Dolphins getting entangled in fishing gears and dying as a result remains a serious conservation issue. Far worse is the creation of simplistic binary actors in conservation: that is, by saving dolphins, conservationists become heroes and by entangling dolphins in their fishing gears artisanal fishers become villains. Instead, we need to focus on some uncomfortable questions such as how can we conserve an intelligent species like dolphins that is highly adaptable without compromising on the livelihoods of the artisanal fishers?

 

During my PhD fieldwork, living with the artisanal fishers in their village, I often wondered why people engaged in such a difficult occupation. They risk their lives, sacrifice their physical health by eating one meal a day and their mental health due to sleep deprivation. I put myself in a position to experience how social and economic marginalization leaves a person without choice. People have to continue fishing as they do not have other means for an alternate livelihood in spite of the economic and material losses that dolphins cause.
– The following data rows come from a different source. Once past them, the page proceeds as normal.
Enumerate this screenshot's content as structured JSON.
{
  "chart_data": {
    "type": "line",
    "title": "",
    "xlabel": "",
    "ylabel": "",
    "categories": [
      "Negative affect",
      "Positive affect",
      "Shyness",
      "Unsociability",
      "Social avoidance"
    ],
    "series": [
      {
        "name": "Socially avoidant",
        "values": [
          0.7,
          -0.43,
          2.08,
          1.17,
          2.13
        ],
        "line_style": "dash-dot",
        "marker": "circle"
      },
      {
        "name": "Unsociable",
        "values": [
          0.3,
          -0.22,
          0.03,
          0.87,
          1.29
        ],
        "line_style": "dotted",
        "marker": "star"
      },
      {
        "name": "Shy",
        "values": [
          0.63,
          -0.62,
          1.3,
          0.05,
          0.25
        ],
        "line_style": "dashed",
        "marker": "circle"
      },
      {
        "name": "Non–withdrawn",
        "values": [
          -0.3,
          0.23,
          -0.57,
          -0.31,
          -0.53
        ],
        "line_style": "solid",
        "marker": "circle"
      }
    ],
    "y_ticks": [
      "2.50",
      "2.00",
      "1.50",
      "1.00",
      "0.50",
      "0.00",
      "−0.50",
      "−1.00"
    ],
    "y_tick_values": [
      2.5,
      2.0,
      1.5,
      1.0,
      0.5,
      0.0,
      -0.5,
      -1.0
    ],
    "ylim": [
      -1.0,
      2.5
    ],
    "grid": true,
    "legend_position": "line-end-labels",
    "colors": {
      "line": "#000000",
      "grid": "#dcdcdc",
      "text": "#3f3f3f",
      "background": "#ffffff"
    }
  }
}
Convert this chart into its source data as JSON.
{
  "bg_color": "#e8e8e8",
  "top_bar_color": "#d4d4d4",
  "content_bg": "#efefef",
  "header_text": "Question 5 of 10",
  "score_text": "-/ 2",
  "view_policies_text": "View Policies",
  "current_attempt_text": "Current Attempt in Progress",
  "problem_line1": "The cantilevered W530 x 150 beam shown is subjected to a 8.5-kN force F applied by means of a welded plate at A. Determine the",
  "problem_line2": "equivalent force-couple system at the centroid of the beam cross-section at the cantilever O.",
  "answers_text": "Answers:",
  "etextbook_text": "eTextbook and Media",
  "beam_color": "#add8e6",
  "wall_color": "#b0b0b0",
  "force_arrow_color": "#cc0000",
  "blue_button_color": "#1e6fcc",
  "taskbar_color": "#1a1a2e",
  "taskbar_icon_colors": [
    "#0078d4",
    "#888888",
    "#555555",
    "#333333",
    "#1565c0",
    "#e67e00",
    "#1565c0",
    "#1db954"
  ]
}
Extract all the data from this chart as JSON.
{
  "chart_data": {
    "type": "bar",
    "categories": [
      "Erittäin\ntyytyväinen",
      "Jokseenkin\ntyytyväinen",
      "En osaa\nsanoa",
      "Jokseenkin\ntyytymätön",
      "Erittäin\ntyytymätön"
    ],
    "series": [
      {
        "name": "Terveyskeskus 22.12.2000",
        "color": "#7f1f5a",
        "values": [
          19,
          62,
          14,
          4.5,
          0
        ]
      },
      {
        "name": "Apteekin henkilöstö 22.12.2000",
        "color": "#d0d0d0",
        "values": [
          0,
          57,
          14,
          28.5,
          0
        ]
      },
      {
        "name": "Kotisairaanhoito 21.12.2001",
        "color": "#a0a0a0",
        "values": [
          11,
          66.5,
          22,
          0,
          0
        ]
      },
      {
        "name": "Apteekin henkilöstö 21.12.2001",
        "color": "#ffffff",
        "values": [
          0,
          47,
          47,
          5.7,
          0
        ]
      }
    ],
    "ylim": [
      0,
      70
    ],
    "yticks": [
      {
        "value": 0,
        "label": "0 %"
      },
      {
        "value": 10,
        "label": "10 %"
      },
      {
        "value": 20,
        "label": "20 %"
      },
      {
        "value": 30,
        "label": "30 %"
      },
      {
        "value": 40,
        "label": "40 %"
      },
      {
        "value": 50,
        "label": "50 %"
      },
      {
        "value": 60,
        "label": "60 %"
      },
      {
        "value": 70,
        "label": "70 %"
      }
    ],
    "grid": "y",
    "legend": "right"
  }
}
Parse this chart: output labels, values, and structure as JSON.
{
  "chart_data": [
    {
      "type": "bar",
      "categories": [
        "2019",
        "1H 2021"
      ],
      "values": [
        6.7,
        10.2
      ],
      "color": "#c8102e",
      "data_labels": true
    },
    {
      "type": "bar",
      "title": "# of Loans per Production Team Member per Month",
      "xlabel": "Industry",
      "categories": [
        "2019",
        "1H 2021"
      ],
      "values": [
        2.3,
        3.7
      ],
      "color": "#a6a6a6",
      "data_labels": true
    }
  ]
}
For biodiversity conservation to be fruitful in the Palk Bay and the Gulf of Mannar, it needs to reconcile the livelihood requirements of artisanal fishing communities rather than alienating them.

 

Footnote:

1. R.L. Lewison, L.B. Crowder, A.J. Read and S.A. Freeman, ‘Understanding Impacts of Fisheries Bycatch on Marine Megafauna’, Trends in Ecology and Evolution 19(11), 2004, pp. 598-604.